Zimmermann–Laband syndrome (ZLS) is two different conditions (ZLS, type 1 and ZLS, type 2) that share similar clinical features. It is an extremely rare, autosomal dominant congenital disorder.

==Etymology==

The term Zimmermann–Laband was coined by Carl Jacob Witkop in 1971.

==Symptoms and signs==

Clinical features include gingival fibromatosis, hypoplasia of the distal phalanges, nail dysplasia, joint hypermobility, and sometimes hepatosplenomegaly. The nose and pinnae are usually large and poorly developed, which give individuals with the syndrome characteristic facial features. Intellectual disability may also be seen. Gingival fibromatosis is usually present at birth or appears shortly thereafter. Both males and females are equally affected.

==Genetics==

Type 1 ZLS is caused by pathogenic variants (mutations) in a potassium channel gene – KCNH1. Similar pathogenic variants in this gene were previously found to cause Temple–Baraitser syndrome, which shares similar clinical features. This has led many to believe that ZLS, type 1 and TBS are actually the same disorder.
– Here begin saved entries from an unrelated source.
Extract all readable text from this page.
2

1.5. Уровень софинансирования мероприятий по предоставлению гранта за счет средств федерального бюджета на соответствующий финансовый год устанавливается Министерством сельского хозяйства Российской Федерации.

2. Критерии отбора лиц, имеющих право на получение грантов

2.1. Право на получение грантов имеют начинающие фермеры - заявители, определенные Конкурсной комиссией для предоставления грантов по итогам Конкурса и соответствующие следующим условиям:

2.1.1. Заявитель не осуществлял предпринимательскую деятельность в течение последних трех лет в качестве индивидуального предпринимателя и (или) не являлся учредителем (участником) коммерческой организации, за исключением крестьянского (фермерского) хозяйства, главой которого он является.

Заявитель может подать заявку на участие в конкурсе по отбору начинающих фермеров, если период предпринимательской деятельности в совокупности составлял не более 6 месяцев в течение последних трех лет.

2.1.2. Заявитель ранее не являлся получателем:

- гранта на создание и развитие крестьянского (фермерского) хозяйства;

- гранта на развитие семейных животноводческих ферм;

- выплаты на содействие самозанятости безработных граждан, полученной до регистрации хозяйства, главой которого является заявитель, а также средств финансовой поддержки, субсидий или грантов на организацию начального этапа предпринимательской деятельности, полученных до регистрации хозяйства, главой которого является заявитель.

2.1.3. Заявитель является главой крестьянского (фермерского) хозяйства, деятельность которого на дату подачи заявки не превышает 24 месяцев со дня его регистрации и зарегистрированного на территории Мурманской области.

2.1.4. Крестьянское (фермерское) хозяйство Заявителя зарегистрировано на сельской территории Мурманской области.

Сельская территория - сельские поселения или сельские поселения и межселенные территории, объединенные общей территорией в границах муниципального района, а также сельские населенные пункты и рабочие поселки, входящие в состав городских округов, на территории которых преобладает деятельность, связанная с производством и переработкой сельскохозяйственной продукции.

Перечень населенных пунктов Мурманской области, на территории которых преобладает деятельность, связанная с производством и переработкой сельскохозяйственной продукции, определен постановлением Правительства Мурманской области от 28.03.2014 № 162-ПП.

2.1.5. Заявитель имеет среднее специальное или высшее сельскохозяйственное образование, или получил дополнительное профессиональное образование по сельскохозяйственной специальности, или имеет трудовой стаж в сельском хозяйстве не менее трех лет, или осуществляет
Type 2 ZLS is caused by pathogenic variants in the brain isoform of V-type proton ATPase subunit B, ATP6V1B2.

Zimmerman–Laband syndrome is inherited in an autosomal dominant pattern. This means the gene is located on an autosome, and having only one copy of a gene mutation is sufficient to cause the disorder. Individuals with the disorder have a 50% chance of passing it on to their offspring in each pregnancy.

==Management==
There is no known cure for ZLS. Affected individuals should see a pediatrician or adult physician at least annually to monitor growth, development and general health and well being. Developmental potential is maximized through the use of physiotherapy, occupational therapy and speech pathology. Anticonvulsants are used to control epilepsy, when present.